By Ntombi Mhlongo
From just a piece of paper or material, he uses pencils and brushes to create work and value, something which has made him one of the most sought-after creatives in the Kingdom of Eswatini.
His name is Honest Lihle Mhlanga, and he boasts of being the country’s highest auctioned artist with a record of E75 000 on a painting created and auctioned within an hour.
Under the brand Honest Artworks, Mhlanga has not only made money from his creative art pieces but has also lifted the country’s flag high by showcasing his work at some of the biggest exhibitions outside the country, mostly in neighbouring South Africa. Whenever he participates in an exhibition, his art pieces stand out.
In a sit-down interview, Mhlanga relates that his inspiration has always been women and children which made him seek to tell their stories from his own observation. His own surroundings and everything he sees daily also inspires him to tell it better through creative art. Having taken part in many exhibitions, he has learned a lot of lessons which he says have made him want to do better.
“Exhibitions are always nerve-wracking, from the preparations and to still working on launch night so it’s a tricky one,” he says.

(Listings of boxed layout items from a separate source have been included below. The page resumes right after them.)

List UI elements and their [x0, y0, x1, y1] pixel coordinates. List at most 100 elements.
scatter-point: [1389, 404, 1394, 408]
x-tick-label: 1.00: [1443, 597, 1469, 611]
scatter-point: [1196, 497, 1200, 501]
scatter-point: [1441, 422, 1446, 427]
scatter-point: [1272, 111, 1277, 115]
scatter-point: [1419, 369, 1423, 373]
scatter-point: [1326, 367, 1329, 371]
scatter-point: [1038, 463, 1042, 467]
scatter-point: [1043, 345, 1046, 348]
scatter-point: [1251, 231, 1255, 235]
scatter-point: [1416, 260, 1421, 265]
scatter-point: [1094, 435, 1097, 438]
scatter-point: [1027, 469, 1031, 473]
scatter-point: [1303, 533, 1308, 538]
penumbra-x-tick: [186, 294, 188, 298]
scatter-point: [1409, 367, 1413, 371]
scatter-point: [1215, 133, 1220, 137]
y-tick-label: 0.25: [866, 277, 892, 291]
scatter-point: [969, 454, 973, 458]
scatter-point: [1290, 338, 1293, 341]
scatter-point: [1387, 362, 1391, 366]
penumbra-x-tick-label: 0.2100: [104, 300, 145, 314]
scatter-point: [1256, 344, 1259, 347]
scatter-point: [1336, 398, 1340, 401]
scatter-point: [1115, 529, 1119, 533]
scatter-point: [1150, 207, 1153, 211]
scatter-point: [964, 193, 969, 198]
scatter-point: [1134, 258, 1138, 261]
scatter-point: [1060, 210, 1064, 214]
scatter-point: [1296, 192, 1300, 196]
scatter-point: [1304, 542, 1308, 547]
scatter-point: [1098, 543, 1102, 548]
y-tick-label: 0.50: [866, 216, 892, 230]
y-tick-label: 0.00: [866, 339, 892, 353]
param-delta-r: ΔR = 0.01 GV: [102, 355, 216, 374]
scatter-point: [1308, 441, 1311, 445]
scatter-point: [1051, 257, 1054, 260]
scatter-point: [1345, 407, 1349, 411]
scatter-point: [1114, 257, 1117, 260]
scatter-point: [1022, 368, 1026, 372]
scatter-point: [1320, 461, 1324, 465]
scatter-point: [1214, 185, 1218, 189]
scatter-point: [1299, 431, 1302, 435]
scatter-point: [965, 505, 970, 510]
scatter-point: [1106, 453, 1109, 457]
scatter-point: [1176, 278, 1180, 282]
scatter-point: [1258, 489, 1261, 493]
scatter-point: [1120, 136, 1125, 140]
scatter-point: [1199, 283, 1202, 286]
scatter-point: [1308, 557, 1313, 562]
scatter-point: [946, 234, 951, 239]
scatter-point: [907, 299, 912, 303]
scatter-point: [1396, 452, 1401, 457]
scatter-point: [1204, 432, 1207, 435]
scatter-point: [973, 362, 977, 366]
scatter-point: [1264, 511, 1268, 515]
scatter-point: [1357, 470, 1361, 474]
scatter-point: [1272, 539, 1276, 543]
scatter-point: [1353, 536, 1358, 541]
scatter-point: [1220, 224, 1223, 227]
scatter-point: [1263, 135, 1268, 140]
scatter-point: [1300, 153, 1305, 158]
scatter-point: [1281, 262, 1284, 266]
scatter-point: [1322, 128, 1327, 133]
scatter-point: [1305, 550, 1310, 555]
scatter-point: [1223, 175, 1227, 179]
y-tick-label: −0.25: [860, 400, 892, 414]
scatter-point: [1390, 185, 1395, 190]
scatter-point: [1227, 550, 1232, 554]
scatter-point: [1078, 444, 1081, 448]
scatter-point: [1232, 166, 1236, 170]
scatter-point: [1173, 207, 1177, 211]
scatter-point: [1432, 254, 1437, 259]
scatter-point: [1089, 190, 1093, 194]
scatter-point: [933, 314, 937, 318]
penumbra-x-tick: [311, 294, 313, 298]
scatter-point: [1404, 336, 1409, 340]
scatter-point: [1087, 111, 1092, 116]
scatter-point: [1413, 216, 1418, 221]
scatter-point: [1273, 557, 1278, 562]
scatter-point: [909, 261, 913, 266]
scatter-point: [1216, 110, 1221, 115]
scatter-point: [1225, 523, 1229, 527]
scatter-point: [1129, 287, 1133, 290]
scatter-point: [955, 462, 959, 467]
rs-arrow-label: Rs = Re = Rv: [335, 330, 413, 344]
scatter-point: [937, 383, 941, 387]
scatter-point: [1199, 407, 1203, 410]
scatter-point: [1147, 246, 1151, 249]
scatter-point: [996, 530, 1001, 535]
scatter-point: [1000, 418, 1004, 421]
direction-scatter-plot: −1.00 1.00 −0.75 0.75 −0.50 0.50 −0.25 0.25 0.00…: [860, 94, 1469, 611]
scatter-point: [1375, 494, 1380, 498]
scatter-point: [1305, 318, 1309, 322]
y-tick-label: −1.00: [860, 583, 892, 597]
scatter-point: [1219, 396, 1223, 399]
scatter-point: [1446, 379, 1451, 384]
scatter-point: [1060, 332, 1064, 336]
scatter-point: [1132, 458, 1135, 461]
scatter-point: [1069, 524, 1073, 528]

From the exhibitions he has participated in, there are two that stand out for him. First, it is one that was themed ‘Pieces of Me’ which was incorporated in South Africa, and he says it stands out because it was his first international solo show, something which had been his dream for six years.
“Seeing the dream eventually come to fruition was so amazing. Then there is the other one which was themed ‘Pieces of Me Two’ which was held in Manzini. It was great being back home to showcase my work. It was my first show locally after the lockdown craziness and of course being excited about collaborating with Stucky Motors and The Wine Boutique,’ says Mhlanga.
Having made as many art pieces as possible, there is no way that he cannot have one or two that he will forever be proud of. Indeed, he honestly states that he finds it a bit tricky to even make that selection as all his art pieces are his favourites.
“I’ll pick from my latest exhibition and go with a piece recently sold in Durban. It tells the story of my childhood, who most kids from our generation and before experienced, turning junk into toys. So that felt like recreating a small part of my childhood”.
Despite all the success, he believes that he still has a lot to offer as far as his career in fine art is concerned. Most of all, he wants to ensure that he is consistent and maintains the standard.
“I’m constantly thinking about doing better than last time. Finding ways to keep myself and work relevant. I’m always looking for opportunities, trying to make sure I stay, if not better, at least maintain the standard I’m at”.
Just like all other sectors, the creative art industry has its own fair share of challenges and Mhlanga has faced his own.
“There are quite a lot but perhaps I’ll speak on us struggling locally to get our work’s worth. You find that one has to lower their prices a lot so as to accommodate clients. It also would be nice to get more support from the big corporations. We are perhaps the only group of creatives where if you hire us for a service, we give you work you will hold onto forever. And of course, we could use more support from our parent bodies, some of the doors we are trying to open could open easier with their assistance, especially getting exhibition opportunities beyond the borders”.
Going forward, Mhlanga says all he wants is to get bigger than what he is now and become one of the most sought-after creative artists in the world. This, he says, can be made possible if he manages to exhibit on bigger stages abroad and then return home to empower or groom locals who will continue flying the country’s flag high.
As advice to those who want to follow in his footsteps he says, “Stay true to your craft, stay original, it’s important to have your signature that will stand amongst the rest. Do not quit and go easy on yourself. It is a frustrating journey so you may want to quit but if you are sure of your work, keep going”.
Mhlanga says corporates must make it a point that they offer the much-needed endorsement deals to artists something which will allow the latter to spread their wings.
“If you look at South Africa, the big banks are bringing artists on board for campaigns, which help one grow and be recognised beyond their borders. It would also be nice to have a national gallery or museum. I always say it would be great to walk into any banking hall or office and find local art like other countries are doing”.